1 Основная научная литература приведена: Лосев А. Ф. Греческая мифология // Мифы народов мира. Т. 1. М., 1980. С. 334-335; Мелетинский Е. М. Мифология // Философский энциклопедический словарь. М., 1983. С. 378.

2 Тахо-Годи А. А. Греческая мифология. М., 1989. С. 9.

3 Там же.

4 Мелетинский Е. М. Аналитическая психология и проблема происхождения архетипических сюжетов // Вопросы философии. 1991. № 10.

// С. 151

 

порой в непривычных для современного аналитического сознания формах.

Теперь часто говорят, что русская литература XIX века ‑ насквозь христианская литература.

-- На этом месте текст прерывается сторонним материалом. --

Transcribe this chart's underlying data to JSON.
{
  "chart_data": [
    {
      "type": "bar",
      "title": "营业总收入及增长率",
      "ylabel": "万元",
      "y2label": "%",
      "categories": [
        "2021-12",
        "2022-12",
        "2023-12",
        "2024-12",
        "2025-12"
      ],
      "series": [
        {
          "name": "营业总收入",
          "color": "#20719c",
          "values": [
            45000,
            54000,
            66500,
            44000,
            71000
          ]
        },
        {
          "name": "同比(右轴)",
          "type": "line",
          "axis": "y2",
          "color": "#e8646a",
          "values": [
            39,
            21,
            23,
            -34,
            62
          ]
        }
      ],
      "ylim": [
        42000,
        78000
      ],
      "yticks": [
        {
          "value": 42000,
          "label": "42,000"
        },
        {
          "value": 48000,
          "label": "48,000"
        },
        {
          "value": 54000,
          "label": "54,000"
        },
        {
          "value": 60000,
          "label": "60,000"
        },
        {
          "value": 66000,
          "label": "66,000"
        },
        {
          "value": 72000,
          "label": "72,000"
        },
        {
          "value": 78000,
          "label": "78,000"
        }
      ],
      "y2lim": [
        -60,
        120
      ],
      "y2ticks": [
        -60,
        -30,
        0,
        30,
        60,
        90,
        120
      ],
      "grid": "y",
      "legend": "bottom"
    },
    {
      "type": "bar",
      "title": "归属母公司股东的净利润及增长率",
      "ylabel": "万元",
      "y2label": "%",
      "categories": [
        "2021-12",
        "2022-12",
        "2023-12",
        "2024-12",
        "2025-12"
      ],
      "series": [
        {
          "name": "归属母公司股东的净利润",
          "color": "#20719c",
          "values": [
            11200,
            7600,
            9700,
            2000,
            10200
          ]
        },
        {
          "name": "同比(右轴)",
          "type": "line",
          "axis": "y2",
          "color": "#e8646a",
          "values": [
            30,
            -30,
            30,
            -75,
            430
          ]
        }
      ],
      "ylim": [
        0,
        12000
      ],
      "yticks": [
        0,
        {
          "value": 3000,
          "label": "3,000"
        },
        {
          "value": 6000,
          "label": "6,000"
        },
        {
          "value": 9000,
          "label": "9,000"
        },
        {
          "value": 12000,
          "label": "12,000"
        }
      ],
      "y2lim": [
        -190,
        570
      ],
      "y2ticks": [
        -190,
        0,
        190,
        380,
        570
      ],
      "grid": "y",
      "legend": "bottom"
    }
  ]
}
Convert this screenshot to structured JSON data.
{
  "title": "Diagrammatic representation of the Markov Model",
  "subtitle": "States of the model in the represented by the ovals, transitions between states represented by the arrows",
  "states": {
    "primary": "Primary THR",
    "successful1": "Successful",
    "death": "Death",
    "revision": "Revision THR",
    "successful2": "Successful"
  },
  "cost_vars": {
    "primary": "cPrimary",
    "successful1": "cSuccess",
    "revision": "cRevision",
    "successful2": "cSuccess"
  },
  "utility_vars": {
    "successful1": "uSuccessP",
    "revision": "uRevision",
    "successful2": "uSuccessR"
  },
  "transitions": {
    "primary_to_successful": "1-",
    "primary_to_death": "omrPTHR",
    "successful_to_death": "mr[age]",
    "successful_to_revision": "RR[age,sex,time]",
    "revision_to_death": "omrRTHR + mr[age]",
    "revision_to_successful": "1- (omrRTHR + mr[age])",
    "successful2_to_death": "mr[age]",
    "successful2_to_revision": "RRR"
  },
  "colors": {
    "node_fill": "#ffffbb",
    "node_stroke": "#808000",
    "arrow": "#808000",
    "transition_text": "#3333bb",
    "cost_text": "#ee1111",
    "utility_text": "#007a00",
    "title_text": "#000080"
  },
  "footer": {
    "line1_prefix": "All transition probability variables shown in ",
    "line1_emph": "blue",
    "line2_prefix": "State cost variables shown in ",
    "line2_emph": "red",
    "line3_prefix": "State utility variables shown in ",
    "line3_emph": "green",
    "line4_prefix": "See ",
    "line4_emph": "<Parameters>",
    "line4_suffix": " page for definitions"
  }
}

Это, безусловно, так, но сложность заключается в осознании степени проникновения христианства в литературу, в определении уровня этого самого «насквозь». Между тем это принципиально важно.

Начну с утверждения, которое постараюсь позже доказать: христианское мироощущение к XIX веку оказывается усвоенным сознанием русского человека настолько, что начинает уже активно «работать» и на подсознательном уровне. Христианские мотивы, их комбинации переходят на уровень архетипов, т. е. наделяются свойством вездесущности, приобретают характер устойчивых психических схем, бессознательно воспроизводимых и обретающих содержание в художественном творчестве5.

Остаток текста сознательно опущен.